If the kiosks cause people to lose a job and, say fall behind in rent, then
they create homeless people or bad educational outcomes, or any of the other
consequences of poverty.

If we want to continue our 35 year old preposterous cult of imagining everyone
who is homeless are really just lazy versions Jeff Bezos who don't apply
themselves, then we will continue to get the same results having that approach
has generated.

It is empirically beyond any reasonable doubt, demonstrably conclusive to be a
highly dysfunctional and patently incorrect approach to structuring a society.
Sure, let's have kiosks, but let's also prioritize not having profound
disruptive deleterious harm to society in the process. There's consequences
and costs to all of us for our negligence, incompetence and irresponsibility.

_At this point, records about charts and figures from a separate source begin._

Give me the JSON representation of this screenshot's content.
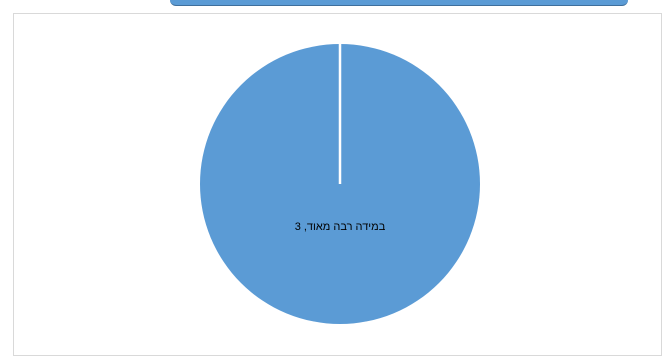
{
  "colors": {
    "slice": "#5b9bd5",
    "separator": "#ffffff",
    "border": "#d9d9d9"
  },
  "chart_data": {
    "type": "pie",
    "categories": [
      "במידה רבה מאוד"
    ],
    "values": [
      3
    ],
    "data_labels": [
      "במידה רבה מאוד, 3"
    ],
    "legend": "none"
  }
}
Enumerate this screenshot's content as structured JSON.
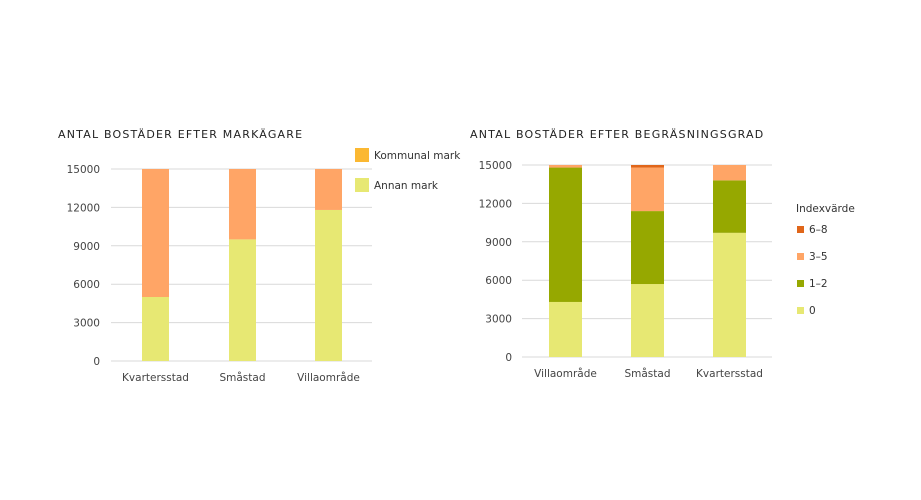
{
  "chart_data": [
    {
      "type": "bar",
      "stacked": true,
      "title": "ANTAL BOSTÄDER EFTER MARKÄGARE",
      "categories": [
        "Kvartersstad",
        "Småstad",
        "Villaområde"
      ],
      "ylim": [
        0,
        15000
      ],
      "yticks": [
        0,
        3000,
        6000,
        9000,
        12000,
        15000
      ],
      "grid": true,
      "legend_position": "top-right",
      "series": [
        {
          "name": "Annan mark",
          "color": "#e7e873",
          "values": [
            5000,
            9500,
            11800
          ]
        },
        {
          "name": "Kommunal mark",
          "color": "#ffa566",
          "values": [
            10000,
            5500,
            3200
          ]
        }
      ],
      "legend": [
        {
          "name": "Kommunal mark",
          "color": "#fbb832"
        },
        {
          "name": "Annan mark",
          "color": "#e7e873"
        }
      ]
    },
    {
      "type": "bar",
      "stacked": true,
      "title": "ANTAL BOSTÄDER EFTER BEGRÄSNINGSGRAD",
      "categories": [
        "Villaområde",
        "Småstad",
        "Kvartersstad"
      ],
      "ylim": [
        0,
        15000
      ],
      "yticks": [
        0,
        3000,
        6000,
        9000,
        12000,
        15000
      ],
      "grid": true,
      "legend_title": "Indexvärde",
      "legend_position": "right",
      "series": [
        {
          "name": "0",
          "color": "#e7e873",
          "values": [
            4300,
            5700,
            9700
          ]
        },
        {
          "name": "1–2",
          "color": "#96a800",
          "values": [
            10500,
            5700,
            4100
          ]
        },
        {
          "name": "3–5",
          "color": "#ffa566",
          "values": [
            200,
            3400,
            1200
          ]
        },
        {
          "name": "6–8",
          "color": "#e0661a",
          "values": [
            0,
            200,
            0
          ]
        }
      ],
      "legend": [
        {
          "name": "6–8",
          "color": "#e0661a"
        },
        {
          "name": "3–5",
          "color": "#ffa566"
        },
        {
          "name": "1–2",
          "color": "#96a800"
        },
        {
          "name": "0",
          "color": "#e7e873"
        }
      ]
    }
  ]
}
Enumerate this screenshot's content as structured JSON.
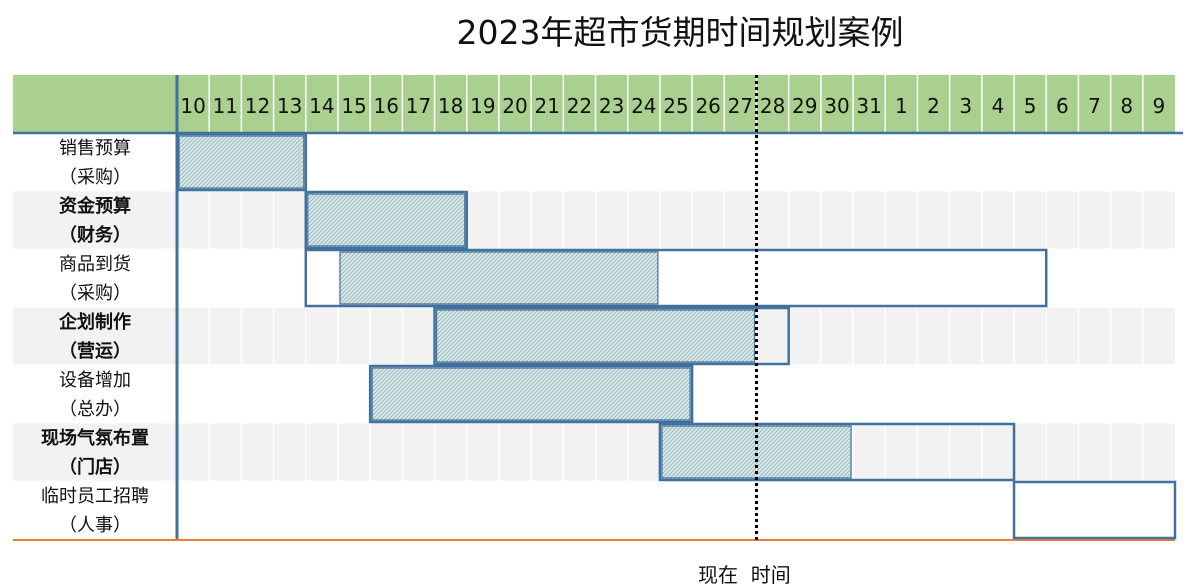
{
  "chart_data": {
    "type": "gantt",
    "title": "2023年超市货期时间规划案例",
    "columns": [
      "10",
      "11",
      "12",
      "13",
      "14",
      "15",
      "16",
      "17",
      "18",
      "19",
      "20",
      "21",
      "22",
      "23",
      "24",
      "25",
      "26",
      "27",
      "28",
      "29",
      "30",
      "31",
      "1",
      "2",
      "3",
      "4",
      "5",
      "6",
      "7",
      "8",
      "9"
    ],
    "now_column": "28",
    "now_label": "现在  时间",
    "tasks": [
      {
        "label": [
          "销售预算",
          "（采购）"
        ],
        "bold": false,
        "plan": [
          "10",
          "13"
        ],
        "actual": [
          "10",
          "13"
        ]
      },
      {
        "label": [
          "资金预算",
          "（财务）"
        ],
        "bold": true,
        "plan": [
          "14",
          "18"
        ],
        "actual": [
          "14",
          "18"
        ]
      },
      {
        "label": [
          "商品到货",
          "（采购）"
        ],
        "bold": false,
        "plan": [
          "14",
          "5"
        ],
        "actual": [
          "15",
          "24"
        ]
      },
      {
        "label": [
          "企划制作",
          "（营运）"
        ],
        "bold": true,
        "plan": [
          "18",
          "28"
        ],
        "actual": [
          "18",
          "27"
        ]
      },
      {
        "label": [
          "设备增加",
          "（总办）"
        ],
        "bold": false,
        "plan": [
          "16",
          "25"
        ],
        "actual": [
          "16",
          "25"
        ]
      },
      {
        "label": [
          "现场气氛布置",
          "（门店）"
        ],
        "bold": true,
        "plan": [
          "25",
          "4"
        ],
        "actual": [
          "25",
          "30"
        ]
      },
      {
        "label": [
          "临时员工招聘",
          "（人事）"
        ],
        "bold": false,
        "plan": [
          "5",
          "9"
        ],
        "actual": null
      }
    ],
    "colors": {
      "header_bg": "#a9d08e",
      "row_alt_bg": "#f2f2f2",
      "grid_line": "#ffffff",
      "plan_border": "#41719c",
      "actual_fill": "#d9e7e8",
      "actual_hatch": "#8fb5b8",
      "now_line": "#000000",
      "bottom_line": "#ed7d31"
    }
  }
}
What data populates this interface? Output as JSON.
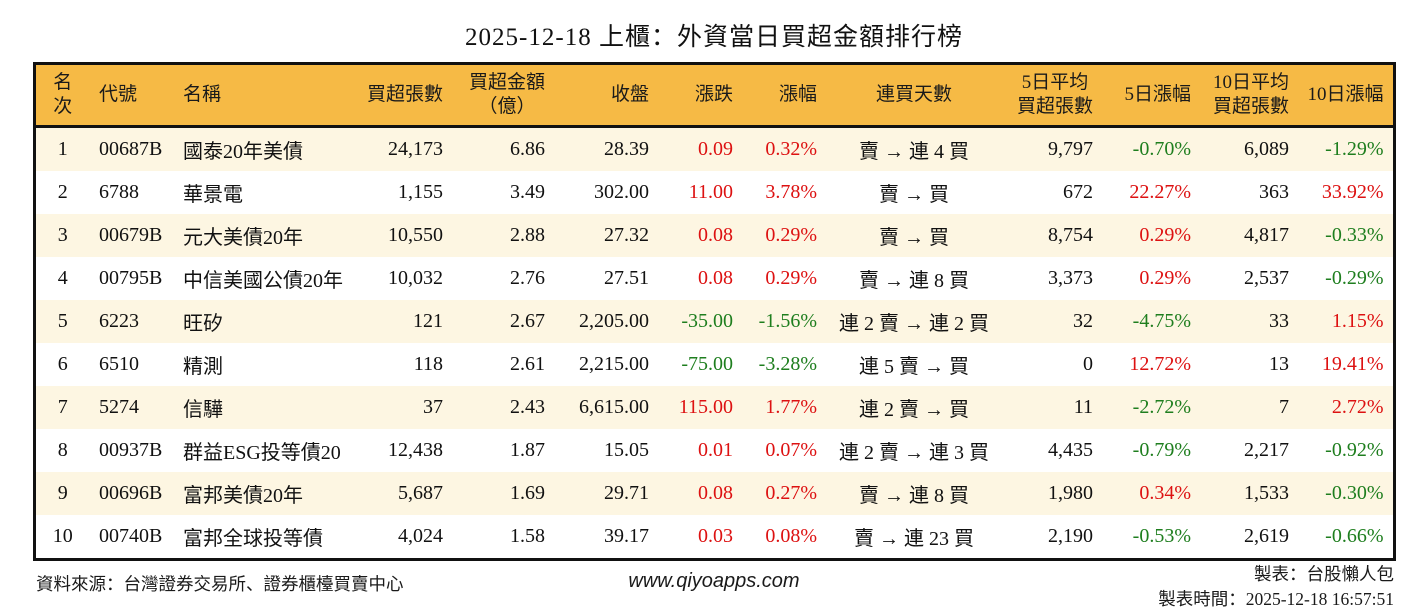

Those who continue to advocate for ignoring this reality are controlled and
blinded by their passions and preference. It's terribly wrong and we are
suffering the consequences.

------
tnzn
It's been like that for like, 3 years, in France

------
arketyp
I see these in Sweden. Self-serving checkouts are booming here too. Personally
I hate them, it's the same masturbatory horror as with VR goggles. But the
tech will improve and become more seamless I'm sure. And human interaction
will become a luxury. The fancy stores still hold on to their cashiers, I've
noticed. Gradually they will become the experts, connoisseurs, who will help
and guide you with your more involved questions, or if you're just high out of
your mind or whatever. "What burger works with my French Cabernet Sauvignon?"

So the article lifts an interesting point. The low-competence trainee entry
will disappear, meanwhile perhaps a greater demand for expertise than ever
before will arise. How will the training occur?